When we were kids, the next step would have been a tussle. The two of us rolling around on the ground. Or the floor, depending where we were. We were getting old.
“It’s not like you think,” I said. “I’ll never end up back with Laura. But you’ve never had an ex. You don’t know what a habit it is. I worry about her. I don’t think this new guy treats her right.” Jimmy raised a skeptical eyebrow.
“Not candy and flowers, you chump. She’s got bruises.”
“You can’t save her, bro,” Jimmy said. “That’s what ‘powerless’ means. Do you know how many times that little Luz called Barbara in the middle of the night? First time she said he’d left, we thought, okay, he left. She’s in shock, it’s a big deal. We wanted to do whatever we could to help. Talk her down, invite her over, tea and sympathy and take her to a meeting. By the fourth or fifth time, we realized it was a dance they did. He was never gonna leave, not for real.”
“But he did leave,” I pointed out.
“Yeah, being dead will do it.”
“Barbara doesn’t think she did it. How about you?”
“Man,” Jimmy said, “I have no idea. She’s so little, and she swears she loved him, whatever that means when the guy knocks you around.”
“Plus the mind fuck. Leaving but not leaving, jerking her chain for the fun of it. I think this Mac guy of Laura’s does the same thing. I can’t stand to think of her putting up with that.”
“You married Laura,” Jimmy said. “You know her a lot better than any of us, including Barbara, knows Luz. Could you see her murdering Mac if it got bad enough?”
“That’s not it.” I swallowed hard, a lump in my throat and a little flutter in the pit of my stomach. This getting in touch with your feelings shit sucked. “I’m afraid she’ll kill herself.”
“Like I said, you’ve got it bad. If you don’t watch out, you’ll find yourself in Al-Anon talking about your ‘qualifier’ and how to detach with love.”
He’d given me the answer: Al-Anon. So I didn’t ask the question: How the hell could you detach when you saw someone you cared about doing ninety downhill on a dead end street?
I lay on Jimmy and Barbara’s living room sofa, envying Frankie.
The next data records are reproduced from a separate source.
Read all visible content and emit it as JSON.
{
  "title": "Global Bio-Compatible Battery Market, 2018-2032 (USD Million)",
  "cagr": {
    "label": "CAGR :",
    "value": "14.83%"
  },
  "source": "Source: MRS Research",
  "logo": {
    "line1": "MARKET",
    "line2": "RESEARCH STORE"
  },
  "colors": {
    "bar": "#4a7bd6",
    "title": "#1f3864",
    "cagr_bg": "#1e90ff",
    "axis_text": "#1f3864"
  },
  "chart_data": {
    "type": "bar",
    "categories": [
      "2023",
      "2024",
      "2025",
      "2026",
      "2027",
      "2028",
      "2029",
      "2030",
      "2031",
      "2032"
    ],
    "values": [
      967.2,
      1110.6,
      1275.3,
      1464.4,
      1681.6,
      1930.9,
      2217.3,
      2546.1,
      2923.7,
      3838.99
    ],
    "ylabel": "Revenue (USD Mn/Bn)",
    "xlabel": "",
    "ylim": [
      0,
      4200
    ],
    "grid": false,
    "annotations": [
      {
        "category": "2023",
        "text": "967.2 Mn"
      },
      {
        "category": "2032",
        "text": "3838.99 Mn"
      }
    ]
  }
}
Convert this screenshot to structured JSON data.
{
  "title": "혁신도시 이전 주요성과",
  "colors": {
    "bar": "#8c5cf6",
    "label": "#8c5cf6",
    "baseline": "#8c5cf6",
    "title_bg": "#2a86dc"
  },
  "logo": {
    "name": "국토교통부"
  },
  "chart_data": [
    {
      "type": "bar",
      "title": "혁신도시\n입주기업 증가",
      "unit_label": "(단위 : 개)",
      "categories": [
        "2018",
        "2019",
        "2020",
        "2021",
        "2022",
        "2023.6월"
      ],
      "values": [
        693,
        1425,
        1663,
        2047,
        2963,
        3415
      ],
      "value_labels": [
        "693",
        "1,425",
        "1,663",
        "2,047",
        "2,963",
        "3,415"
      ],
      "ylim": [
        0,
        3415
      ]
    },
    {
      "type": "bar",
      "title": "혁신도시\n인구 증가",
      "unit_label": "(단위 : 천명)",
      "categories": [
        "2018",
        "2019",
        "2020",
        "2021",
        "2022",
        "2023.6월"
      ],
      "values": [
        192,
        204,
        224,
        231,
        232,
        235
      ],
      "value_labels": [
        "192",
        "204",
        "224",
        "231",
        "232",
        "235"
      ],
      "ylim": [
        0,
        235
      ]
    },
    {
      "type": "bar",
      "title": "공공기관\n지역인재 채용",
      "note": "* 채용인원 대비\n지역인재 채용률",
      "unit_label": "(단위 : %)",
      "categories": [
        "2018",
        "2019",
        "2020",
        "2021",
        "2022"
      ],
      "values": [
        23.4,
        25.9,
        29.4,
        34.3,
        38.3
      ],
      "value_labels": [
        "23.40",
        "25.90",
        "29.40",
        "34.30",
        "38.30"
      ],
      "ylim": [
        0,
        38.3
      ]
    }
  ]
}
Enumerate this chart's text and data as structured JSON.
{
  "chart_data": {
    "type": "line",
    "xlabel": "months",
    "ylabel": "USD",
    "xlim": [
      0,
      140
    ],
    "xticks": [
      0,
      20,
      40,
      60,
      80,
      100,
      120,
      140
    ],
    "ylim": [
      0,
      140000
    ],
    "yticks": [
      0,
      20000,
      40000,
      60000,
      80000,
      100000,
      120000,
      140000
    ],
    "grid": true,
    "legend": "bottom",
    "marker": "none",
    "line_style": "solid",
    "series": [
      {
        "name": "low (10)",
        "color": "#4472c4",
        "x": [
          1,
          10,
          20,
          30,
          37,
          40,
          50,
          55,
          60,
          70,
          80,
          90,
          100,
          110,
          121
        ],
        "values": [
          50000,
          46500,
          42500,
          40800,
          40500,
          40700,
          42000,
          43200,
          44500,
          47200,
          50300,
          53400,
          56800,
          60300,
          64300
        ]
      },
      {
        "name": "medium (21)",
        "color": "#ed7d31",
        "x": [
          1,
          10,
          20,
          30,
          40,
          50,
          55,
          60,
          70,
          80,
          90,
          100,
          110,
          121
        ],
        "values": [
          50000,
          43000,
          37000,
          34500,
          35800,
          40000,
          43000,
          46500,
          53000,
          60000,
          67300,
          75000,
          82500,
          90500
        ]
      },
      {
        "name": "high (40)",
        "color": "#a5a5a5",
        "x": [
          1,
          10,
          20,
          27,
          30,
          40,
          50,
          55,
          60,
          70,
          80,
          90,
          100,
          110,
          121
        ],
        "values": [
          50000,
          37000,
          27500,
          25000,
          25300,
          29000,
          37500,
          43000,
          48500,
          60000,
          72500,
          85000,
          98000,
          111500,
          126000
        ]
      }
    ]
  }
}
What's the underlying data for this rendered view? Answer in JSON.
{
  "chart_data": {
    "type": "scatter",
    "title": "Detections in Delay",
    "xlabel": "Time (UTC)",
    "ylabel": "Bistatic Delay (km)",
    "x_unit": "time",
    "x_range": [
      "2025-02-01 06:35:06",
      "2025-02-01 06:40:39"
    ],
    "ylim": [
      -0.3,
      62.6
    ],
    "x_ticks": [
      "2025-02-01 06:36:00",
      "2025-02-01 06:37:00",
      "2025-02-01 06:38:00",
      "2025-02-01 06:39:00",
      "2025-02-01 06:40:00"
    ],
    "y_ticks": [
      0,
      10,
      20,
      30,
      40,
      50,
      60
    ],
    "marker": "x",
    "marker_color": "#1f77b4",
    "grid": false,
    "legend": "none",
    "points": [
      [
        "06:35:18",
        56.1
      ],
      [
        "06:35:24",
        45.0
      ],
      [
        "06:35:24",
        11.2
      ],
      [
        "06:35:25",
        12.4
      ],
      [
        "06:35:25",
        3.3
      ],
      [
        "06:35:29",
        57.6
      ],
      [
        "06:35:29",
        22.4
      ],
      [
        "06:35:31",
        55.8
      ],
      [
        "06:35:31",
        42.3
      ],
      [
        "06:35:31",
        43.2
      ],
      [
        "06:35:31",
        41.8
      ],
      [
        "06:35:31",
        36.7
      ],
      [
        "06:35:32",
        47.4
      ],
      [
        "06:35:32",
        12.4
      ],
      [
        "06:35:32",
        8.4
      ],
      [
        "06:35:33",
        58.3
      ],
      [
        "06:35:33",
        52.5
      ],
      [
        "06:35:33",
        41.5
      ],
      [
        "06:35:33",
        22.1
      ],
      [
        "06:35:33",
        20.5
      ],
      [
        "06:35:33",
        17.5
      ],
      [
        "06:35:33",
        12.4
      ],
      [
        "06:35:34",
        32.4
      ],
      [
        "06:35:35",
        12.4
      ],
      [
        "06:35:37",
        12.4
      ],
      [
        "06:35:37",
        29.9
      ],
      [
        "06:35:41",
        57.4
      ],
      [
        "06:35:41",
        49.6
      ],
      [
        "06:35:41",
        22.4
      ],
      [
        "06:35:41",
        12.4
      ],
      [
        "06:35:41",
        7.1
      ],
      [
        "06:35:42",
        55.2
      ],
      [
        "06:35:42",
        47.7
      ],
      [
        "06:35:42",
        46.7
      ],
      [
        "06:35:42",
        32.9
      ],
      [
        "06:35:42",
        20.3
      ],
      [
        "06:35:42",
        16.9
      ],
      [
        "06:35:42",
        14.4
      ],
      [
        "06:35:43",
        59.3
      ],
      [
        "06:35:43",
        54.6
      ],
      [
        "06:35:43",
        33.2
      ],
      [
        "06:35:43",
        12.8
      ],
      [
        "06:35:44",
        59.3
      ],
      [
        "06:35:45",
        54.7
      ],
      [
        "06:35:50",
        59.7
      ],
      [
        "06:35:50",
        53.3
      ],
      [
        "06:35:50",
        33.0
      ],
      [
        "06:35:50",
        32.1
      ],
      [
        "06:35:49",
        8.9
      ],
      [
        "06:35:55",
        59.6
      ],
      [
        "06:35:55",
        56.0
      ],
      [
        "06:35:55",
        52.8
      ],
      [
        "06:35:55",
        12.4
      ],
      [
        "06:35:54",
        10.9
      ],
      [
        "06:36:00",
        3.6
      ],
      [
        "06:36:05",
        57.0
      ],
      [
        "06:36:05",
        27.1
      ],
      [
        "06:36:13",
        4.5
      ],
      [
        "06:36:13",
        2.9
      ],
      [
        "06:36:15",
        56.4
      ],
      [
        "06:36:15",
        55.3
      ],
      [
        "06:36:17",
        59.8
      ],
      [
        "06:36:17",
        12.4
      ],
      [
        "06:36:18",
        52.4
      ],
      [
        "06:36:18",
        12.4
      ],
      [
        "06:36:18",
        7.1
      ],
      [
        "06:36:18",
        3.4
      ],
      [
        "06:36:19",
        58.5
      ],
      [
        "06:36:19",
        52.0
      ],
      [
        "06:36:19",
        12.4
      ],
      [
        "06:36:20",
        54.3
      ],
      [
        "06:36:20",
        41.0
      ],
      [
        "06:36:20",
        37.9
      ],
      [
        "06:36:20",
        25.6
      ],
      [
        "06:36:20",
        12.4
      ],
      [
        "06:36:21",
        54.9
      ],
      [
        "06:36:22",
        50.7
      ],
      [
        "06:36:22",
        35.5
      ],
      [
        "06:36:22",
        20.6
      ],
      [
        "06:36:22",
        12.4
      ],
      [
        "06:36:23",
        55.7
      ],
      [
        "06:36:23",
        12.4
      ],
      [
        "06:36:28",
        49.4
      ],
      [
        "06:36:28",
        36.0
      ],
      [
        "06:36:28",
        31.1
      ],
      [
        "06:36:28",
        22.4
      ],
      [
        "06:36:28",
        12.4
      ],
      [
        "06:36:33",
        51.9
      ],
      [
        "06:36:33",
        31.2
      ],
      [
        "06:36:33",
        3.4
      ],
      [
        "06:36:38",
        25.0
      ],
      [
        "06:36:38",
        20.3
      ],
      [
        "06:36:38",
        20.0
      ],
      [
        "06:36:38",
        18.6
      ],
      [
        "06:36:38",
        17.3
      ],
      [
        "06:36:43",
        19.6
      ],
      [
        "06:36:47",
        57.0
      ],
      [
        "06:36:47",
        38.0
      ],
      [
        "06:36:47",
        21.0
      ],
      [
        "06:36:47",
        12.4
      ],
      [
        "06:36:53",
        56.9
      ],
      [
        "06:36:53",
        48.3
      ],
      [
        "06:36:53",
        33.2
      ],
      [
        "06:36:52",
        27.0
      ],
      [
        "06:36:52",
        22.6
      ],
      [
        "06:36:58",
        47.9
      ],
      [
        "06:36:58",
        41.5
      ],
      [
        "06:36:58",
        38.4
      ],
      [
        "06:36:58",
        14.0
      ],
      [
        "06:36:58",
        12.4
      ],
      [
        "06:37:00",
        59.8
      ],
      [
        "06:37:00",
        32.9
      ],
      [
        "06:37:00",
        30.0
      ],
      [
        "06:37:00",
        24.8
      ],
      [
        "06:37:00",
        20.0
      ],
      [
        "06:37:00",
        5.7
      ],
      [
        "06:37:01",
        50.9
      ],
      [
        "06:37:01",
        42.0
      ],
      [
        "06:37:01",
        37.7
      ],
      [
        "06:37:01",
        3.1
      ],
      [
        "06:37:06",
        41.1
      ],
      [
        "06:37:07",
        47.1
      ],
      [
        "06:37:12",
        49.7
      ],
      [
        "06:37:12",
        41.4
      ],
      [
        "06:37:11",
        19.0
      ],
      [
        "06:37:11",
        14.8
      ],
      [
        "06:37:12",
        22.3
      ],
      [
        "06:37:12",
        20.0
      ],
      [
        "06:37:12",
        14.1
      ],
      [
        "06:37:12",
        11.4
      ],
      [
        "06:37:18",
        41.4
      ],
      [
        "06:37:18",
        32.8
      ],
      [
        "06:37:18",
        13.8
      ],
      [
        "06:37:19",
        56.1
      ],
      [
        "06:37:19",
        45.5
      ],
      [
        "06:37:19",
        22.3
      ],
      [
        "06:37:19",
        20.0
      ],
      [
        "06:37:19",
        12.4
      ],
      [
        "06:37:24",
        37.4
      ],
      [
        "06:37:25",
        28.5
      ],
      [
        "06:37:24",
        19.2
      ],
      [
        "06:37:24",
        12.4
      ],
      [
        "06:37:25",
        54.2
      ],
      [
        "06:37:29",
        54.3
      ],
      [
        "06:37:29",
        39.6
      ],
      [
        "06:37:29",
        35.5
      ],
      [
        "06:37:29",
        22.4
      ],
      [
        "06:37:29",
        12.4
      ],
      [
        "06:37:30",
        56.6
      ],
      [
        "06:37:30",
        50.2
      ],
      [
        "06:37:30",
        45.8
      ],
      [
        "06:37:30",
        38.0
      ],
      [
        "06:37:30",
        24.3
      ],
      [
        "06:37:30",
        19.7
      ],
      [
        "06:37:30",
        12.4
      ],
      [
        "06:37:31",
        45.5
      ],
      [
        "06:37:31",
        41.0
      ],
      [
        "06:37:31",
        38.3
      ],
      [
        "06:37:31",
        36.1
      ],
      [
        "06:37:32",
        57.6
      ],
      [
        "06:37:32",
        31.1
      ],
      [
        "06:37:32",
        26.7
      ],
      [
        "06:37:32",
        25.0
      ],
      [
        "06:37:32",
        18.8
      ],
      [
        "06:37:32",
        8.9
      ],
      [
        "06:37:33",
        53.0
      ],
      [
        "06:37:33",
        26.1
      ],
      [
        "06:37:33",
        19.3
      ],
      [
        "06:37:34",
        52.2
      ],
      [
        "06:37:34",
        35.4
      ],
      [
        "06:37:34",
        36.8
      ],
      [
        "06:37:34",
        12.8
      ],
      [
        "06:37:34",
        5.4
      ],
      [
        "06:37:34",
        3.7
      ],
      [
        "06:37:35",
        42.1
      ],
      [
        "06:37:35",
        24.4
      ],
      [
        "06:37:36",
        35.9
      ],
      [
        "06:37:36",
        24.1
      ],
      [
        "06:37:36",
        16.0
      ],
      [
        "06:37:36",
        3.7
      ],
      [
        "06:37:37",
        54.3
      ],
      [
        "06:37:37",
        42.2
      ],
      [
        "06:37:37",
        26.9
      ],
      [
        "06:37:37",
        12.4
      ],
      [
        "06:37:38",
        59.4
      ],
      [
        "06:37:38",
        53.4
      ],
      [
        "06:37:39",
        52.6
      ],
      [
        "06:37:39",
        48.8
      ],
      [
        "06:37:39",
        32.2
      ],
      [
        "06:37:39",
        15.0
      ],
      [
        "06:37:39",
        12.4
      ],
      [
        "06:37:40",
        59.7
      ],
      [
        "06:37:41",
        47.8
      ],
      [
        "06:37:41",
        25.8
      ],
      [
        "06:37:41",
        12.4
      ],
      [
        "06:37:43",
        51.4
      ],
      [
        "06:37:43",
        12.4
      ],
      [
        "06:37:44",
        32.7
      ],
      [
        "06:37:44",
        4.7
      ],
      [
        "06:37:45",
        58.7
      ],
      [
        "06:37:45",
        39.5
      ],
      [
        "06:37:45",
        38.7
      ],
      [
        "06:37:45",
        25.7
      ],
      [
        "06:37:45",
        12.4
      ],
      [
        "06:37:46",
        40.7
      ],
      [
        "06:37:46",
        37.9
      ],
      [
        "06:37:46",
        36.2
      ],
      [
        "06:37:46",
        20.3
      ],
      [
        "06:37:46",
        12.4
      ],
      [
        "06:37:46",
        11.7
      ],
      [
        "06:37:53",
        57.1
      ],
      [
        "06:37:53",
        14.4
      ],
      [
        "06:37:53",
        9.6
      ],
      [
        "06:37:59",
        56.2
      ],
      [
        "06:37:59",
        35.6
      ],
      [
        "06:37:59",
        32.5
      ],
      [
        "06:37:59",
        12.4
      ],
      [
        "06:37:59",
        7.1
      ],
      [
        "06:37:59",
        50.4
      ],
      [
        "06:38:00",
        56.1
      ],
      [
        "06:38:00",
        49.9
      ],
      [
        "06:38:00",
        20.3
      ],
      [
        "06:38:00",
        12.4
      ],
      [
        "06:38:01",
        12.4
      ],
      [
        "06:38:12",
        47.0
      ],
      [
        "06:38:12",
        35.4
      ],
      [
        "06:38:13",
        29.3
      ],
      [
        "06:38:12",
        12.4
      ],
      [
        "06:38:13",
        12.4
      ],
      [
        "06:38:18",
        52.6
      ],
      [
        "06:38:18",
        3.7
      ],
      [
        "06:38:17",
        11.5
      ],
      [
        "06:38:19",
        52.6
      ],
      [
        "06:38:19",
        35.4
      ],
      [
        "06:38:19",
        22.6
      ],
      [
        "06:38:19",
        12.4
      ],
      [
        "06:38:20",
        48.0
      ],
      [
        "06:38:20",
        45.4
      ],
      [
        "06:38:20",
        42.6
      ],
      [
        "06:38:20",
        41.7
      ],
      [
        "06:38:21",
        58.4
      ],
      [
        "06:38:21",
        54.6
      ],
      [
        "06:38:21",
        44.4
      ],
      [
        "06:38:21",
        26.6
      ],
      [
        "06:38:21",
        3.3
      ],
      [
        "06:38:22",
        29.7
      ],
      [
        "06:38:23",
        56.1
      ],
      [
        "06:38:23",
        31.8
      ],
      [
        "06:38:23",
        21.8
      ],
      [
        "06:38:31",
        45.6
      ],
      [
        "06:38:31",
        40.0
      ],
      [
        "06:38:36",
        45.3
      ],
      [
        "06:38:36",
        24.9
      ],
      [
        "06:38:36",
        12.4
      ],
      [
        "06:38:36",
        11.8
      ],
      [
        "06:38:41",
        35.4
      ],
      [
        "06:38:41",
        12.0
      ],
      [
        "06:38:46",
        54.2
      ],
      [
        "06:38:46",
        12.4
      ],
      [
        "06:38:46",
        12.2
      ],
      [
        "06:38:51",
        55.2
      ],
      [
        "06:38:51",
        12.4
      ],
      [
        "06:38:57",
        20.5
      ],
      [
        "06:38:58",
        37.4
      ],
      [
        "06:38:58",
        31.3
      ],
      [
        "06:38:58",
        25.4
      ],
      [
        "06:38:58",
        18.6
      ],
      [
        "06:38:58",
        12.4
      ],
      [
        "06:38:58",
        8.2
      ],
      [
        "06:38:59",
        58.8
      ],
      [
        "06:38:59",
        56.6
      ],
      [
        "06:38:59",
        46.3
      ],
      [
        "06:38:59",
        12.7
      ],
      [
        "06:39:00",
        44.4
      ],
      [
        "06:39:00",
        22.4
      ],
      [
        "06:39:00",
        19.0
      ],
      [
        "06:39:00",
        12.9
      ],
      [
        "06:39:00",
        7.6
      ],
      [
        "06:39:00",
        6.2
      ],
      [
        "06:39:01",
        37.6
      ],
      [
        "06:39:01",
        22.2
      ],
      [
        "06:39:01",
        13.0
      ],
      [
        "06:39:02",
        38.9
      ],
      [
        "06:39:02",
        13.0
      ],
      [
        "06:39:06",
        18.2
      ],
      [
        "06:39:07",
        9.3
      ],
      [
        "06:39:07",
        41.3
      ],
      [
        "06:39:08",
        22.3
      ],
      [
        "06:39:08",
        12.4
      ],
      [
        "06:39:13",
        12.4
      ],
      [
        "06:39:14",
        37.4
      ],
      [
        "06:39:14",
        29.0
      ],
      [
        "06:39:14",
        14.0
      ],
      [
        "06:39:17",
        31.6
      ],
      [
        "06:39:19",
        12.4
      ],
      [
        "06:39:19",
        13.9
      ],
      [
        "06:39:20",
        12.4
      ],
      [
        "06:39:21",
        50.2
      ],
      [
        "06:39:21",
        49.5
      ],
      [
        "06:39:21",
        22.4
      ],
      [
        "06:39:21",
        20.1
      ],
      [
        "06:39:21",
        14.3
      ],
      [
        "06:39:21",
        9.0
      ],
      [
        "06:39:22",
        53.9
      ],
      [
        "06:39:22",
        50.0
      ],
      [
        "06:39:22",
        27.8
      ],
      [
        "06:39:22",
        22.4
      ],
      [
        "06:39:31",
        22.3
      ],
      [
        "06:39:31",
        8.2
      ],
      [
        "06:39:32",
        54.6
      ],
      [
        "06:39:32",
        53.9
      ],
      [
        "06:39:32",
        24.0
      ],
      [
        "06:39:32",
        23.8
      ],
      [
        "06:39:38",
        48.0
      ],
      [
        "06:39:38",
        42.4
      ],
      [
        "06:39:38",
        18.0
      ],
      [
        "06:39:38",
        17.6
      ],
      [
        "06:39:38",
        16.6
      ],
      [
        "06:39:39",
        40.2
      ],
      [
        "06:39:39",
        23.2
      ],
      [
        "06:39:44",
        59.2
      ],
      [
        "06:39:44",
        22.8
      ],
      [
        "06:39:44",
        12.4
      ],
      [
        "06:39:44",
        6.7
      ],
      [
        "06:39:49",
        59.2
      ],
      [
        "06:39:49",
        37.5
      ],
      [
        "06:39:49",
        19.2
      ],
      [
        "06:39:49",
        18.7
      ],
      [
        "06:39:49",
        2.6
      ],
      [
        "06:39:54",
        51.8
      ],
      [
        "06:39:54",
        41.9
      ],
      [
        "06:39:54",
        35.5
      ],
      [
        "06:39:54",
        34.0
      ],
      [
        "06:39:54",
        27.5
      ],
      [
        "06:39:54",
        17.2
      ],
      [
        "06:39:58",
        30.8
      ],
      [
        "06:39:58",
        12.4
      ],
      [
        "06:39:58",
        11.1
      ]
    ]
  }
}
Dead or alive, he didn’t have to sleep on the couch. Home meant drunk dreams and midnight calls from Laura. So I’d stayed over. It had seemed like a good idea at the time. The couch looked great on the outside, six feet of butter-soft leather in a color decorators called merlot. As close as I got to a bottle of wine these days. But down under the skimpy thin-enough-to-fold mattress, like any other foldout couch my spine had ever met, it resembled a medieval torture device. When I called it the rack, Jimmy pointed out that it didn’t stretch my body out in opposite directions.
“Okay, what did they call the one that stuck metal bars and bumps up into your back?”
Being Jimmy, he went straight to Google. And as usual, he fell right in.
“Hey, listen to this. ‘We custom build a range of torture and medieval restraining devices including thumb and toe screws, cages, belts, and shackles.’ And it gets a lot of hits.”
“Thank you for sharing. Next you’ll tell me ‘there but for the grace of God’ and I should put your damn sofa on my gratitude list.”
“Very good, son.” Jimmy chuckled. “You’re beginning to get it.”
I was, but it made me grumpy.
“Coffee,” I said.
“Coming right up,” Barbara said, appearing from the kitchen like the Good Witch of the North. She had intelligently brought the whole pot. “If you’d gone home last night, you would be stumbling around making your own right now. Or wondering if you had the strength to make it to the nearest Starbucks.”
Much too grumpy to admit she was right.